The Office of Indigenous Initiatives (OII) was created through a recommendation of
Queen’s 2017 Truth and Reconciliation Commission (TRC) Task Force Final Report.
310 Richardson Hall
74 University Ave.
Queen’s University at Kingston
Kingston ON K7L 3N6
613-533-6000 ext. 79168
Kanonhsyonne - Janice Hill
Associate Vice-Principal (Indigenous Initiatives and Reconciliation)
Kanonhsyonne (Jan) leads the Office of Indigenous Initiatives, providing strategic support and leadership university-wide to oversee the implementation from the Queen's TRC Task Force Report recommendations. Jan is Turtle Clan, a Clan Mother of the Mohawk Nation from Tyendinaga Mohawk Territory. She began her academic career as an adjunct faculty member in the Faculty of Education and went on to help establish the Aboriginal Teacher Education Program, serving as Academic Co-Director for the program in 1997-98.
Jan is in the process of completing her Master of Arts in Gender Studies at Queen’s. Jan served as Director of the Four Directions Indigenous Student Centre for 7 years prior to being appointed as the Director of Indigenous Initiatives and most recently the Associate Vice-Principal (Indigenous Initiatives and Reconciliation) .
Zhaawnoonanong - Haley Cochrane
Project and Communications Coordinator - On Leave
Zhaawnoonanong (Haley) is responsible for the project management and communications for the Office of Indigenous Initiatives. Haley is Bear Clan, Algonquin of Pikwakanagan First Nation. She is a mother, sister and auntie.

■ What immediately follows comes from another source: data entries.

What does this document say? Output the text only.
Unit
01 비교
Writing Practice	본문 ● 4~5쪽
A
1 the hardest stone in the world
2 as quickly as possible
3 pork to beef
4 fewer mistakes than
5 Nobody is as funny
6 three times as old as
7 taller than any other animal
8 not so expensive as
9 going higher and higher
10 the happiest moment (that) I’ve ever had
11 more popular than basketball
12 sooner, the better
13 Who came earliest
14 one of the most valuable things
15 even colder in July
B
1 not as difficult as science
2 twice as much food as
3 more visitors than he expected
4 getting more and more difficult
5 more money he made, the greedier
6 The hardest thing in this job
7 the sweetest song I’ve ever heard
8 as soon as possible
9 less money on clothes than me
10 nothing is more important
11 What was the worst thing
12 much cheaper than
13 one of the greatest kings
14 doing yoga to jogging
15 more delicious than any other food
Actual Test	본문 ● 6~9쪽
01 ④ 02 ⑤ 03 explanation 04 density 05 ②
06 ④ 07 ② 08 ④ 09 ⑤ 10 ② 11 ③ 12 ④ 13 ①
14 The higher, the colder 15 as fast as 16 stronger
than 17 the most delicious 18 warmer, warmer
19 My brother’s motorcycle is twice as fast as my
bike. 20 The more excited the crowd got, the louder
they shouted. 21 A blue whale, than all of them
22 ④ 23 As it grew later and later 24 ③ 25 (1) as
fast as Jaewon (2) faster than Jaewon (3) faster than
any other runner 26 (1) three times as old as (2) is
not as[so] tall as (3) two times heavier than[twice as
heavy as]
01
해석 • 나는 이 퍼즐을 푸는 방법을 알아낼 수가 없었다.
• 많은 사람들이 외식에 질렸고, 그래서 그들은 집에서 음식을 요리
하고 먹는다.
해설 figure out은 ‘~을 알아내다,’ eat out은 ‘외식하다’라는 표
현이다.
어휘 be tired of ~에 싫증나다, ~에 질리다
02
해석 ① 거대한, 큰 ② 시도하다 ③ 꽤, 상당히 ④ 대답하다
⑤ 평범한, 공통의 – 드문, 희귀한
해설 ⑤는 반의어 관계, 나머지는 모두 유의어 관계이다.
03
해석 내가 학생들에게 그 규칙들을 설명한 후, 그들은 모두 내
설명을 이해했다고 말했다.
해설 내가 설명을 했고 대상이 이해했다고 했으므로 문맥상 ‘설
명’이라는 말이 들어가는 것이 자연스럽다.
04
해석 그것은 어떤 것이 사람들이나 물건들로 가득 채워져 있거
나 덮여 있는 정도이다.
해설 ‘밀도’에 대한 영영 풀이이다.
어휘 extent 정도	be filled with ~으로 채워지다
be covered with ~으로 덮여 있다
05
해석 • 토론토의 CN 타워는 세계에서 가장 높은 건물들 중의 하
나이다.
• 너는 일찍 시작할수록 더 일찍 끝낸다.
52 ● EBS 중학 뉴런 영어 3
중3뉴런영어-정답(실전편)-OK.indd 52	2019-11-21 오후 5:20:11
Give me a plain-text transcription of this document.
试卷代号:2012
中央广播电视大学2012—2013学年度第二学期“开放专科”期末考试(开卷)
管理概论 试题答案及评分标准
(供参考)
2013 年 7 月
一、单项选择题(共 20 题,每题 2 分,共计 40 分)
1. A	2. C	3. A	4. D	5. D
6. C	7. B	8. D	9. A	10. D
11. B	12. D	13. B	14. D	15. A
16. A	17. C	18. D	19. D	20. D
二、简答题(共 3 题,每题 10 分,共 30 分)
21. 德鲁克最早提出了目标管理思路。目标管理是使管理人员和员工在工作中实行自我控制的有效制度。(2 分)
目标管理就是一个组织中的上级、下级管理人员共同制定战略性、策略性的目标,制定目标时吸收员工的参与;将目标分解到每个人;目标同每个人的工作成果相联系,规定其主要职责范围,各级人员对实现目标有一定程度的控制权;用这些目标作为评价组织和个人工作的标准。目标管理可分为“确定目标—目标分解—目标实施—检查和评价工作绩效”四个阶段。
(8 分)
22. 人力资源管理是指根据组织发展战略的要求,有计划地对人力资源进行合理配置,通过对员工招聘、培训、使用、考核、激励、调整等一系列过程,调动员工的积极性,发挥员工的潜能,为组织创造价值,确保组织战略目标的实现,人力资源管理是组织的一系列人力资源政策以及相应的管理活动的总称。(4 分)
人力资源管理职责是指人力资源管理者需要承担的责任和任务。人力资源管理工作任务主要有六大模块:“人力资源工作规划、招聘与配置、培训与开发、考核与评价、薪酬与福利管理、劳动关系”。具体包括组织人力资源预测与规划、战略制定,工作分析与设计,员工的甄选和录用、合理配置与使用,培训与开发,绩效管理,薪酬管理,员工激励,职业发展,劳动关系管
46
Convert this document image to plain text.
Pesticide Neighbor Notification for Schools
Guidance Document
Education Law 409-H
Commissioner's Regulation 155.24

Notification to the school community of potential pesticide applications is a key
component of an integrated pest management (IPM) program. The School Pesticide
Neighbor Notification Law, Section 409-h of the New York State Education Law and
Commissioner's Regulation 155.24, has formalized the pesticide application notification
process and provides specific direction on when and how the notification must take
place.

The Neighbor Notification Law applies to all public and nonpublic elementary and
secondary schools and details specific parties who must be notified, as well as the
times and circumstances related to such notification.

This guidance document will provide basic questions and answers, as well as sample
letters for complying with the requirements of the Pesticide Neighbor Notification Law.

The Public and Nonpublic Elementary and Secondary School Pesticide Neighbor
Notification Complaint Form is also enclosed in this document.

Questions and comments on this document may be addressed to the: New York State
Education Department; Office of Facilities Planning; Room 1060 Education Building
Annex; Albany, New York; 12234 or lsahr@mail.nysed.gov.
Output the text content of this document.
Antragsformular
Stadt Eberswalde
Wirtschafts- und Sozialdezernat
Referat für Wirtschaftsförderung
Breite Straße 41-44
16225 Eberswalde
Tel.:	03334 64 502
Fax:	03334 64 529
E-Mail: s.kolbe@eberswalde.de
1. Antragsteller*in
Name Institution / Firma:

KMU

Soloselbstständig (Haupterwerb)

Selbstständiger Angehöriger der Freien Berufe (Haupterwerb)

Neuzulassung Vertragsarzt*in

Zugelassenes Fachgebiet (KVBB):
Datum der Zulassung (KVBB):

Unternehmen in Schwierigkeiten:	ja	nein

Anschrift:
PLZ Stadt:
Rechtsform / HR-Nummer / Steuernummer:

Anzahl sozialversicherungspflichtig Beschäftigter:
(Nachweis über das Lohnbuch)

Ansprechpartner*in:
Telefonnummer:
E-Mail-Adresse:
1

Haley is in the process of completing her Master of Public Administration at Queen’s with a specialization in Indigenous Governance and Policy. She previously served as the Indigenous Recruiter for another university, and prior to that she worked in the not-for-profit and private sectors specializing in policy, human resources and events with a strong focus on diversity and inclusion.
Elder in Residence
Wendy is one of the Office of Indigenous Initiatives' Elders, she shares teachings, facilitates circles and provides support & guidance to the broader Queen's community. Wendy is of the Bald Eagle Clan; She is Potawatomi and Ojibwa and a proud member of Wasauksing First Nation in the heart of the Muskokas. Wendy provides support to students, staff and faculty at Queen's. She is a keeper of the 8th Fire Prophecies, Keeper of the Ancient Thunderbird Calendar, Ceremonial Leader, Spiritual Educator, Cultural Innovator and Traditional Indigenous Healer. Wendy is a lifelong educator, advocate and supports Traditional Indigenous Ways of Knowing; devoted to improving the quality of life for the next seven generations.
Wendy is a Masters Candidate in the School of Environmental Studies with York University; she is a graduate of Trent University with an Honors degree in Indigenous Studies with a Minor in Business Administration; She has also graduated from Fleming College with a Diploma in Career and Work Counselling and George Brown College with a Certificate in Life Skills Coaching. In 2018, Wendy was awarded the Community Medal for Scarborough/Guildwood from M.P John McKay and she was also a recipient for the Remarkable Woman Award.
Te Howist Kwunt - Allen Doxtator
Te Howist Kwunt (Al) provides support to students, staff and faculty university-wide. Al is available for one on one meetings, workshop facilitation and presentations. Al is Oneida from Oneida First Nation of the Thames near London, Ontario. He is a member of the Bear Clan. Al bring more than 45 years of experience as a social worker to his role at Queen’s.
Amy Brant is from the Mohawk Nation at Kenhté:ke. She is a graduate of the Justice Studies (Paralegal) Program at Loyalist College and is currently completing her Bachelor of Arts in Sociology and Indigenous studies at Queens University. She has been passionate about the story of her community from a young age and has great concern for the rights and interests of Indigenous people. Most recently, Amy has been working on developing an Indigenous Awareness Certificate as well as delivering the land acknowledgment workshop.
She has been a lifelong leaner of the history of Kenhté:ke and has chosen to pursue this as a career. For 8 years, Amy worked in Research for the Mohawks of the Bay of Quinte. During this time, she gained valued experience in historical research and First Nations administration and policy.